Of course, for Breton the decision to abandon internal e-mail was easier than it is for most: Breton has a secretary. (Source)

Then you've signed up for too much rubbish or your filters aren't effective enough. I'm lucky if I receive 10 messages a day between personal and work. Even less that need actioning.You have 138 unread messages – and you’ve been away from your desk for only two hours.

Just in the last six months our email usage has tailed off.
Screenshot at 2012-05-23 19:07:44.png

Yeap, email is totally dead, just like postal mail and faxes don't exist anymore... oh, wait.
It will be sticking around for a while if just from user and business process inertia.

For the answer, see Betteridge's Law of Headlines.![]()

Email replaced memos in business. Memos are a necessary aspect of any business as it allows different people to pass information between each other to be actioned. Spewing instant messages or text messages at someone is not the same - they are not as persistent.
Not to mention, the idea that email disrupts peoples working day is nonsense. If people are allowing email to be disruptive, then they need to change the way they work. If I'm busy doing something, I ignore the phone and ignore my email. The only thing that will interrupt me is either an urgent helpdesk ticket or someone at the door in a panic. Everything else can wait.
Saying that email is dead is like saying that phone calls are dying out, or that trains will be the death of cars. Its nonsensical drivel peddled by people more interested in selling stories than actually looking at how people work.

The situation you describe is exactly the same attitude people had to email replacing memos ! ie "Spewing email messages at someone is not the same - they are not as persistent [as a memo]."
I'm quite happy with people sending me notes via chat or SMS, I have a record and its fine. I don't think it will kill email for a long while. But I understand why kids don't think in the same way that we do as well.

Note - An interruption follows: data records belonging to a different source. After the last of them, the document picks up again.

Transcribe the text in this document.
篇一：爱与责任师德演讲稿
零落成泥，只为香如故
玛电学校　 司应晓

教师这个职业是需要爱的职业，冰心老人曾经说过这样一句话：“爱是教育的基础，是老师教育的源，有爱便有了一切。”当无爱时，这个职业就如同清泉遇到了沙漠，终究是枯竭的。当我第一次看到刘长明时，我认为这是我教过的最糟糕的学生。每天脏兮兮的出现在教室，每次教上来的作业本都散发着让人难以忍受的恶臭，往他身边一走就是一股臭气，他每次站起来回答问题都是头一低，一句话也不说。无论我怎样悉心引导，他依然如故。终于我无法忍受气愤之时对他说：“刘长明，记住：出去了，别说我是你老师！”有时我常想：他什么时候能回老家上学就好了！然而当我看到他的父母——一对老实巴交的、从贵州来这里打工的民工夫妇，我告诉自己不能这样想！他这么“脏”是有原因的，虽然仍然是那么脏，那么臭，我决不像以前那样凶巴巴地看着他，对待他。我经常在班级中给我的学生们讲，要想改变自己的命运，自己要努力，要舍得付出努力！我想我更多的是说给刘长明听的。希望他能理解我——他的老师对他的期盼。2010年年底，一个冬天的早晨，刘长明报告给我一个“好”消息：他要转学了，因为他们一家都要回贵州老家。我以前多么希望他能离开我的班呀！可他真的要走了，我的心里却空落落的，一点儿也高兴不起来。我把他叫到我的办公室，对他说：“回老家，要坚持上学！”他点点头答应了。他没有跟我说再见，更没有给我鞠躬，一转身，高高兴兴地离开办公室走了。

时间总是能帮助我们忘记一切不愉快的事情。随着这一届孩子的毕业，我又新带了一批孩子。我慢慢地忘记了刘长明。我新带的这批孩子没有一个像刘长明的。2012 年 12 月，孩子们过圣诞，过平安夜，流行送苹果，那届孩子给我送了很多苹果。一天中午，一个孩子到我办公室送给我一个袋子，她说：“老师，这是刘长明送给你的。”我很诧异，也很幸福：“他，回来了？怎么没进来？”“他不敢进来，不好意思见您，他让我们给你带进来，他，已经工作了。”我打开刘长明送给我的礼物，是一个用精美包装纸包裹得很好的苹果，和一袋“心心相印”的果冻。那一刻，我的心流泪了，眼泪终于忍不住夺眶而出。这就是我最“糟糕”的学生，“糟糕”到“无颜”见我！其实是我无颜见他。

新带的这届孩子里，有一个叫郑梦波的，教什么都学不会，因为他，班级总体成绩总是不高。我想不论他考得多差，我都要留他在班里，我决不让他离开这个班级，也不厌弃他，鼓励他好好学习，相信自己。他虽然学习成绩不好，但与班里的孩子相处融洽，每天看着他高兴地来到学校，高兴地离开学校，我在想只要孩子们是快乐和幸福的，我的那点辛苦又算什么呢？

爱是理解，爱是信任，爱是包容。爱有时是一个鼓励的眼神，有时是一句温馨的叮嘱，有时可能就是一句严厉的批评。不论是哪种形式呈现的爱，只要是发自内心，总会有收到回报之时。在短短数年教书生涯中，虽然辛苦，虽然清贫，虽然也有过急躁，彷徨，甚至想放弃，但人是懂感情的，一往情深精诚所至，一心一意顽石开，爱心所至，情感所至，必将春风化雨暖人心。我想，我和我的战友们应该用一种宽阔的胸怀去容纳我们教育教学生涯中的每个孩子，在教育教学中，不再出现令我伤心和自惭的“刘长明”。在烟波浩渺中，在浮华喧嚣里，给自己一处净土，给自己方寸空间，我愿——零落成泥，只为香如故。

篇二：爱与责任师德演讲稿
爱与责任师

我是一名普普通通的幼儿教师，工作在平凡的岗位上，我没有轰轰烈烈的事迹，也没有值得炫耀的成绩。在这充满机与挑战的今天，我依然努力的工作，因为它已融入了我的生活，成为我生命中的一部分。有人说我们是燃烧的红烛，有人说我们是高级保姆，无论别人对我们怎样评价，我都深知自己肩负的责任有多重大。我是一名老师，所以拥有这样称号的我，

I think the article itself is interesting although I don't necessarily agree with the conclusion; it's a bit like the so called paperless office we were supposed to be moving towards.
It did start me wondering; I need to provision a new email service & confess I had been blinkered in thinking I needed to look at providing a service for all staff & every student. Staff email is a given at present, we need it and I don't see it being replaced or superceded anytime soon. I wonder if there is any value in providing am email account for every student though; I know that the current ICT curriculum teaches students about email, but I am wondering if it will be relevant in the future? I have asked the ICT teaching staff for their views.
I may end up providing a robust industrial strength email service for staff but look at something more lightweight for students who need it to support the curriculum rather than give all students access automatically.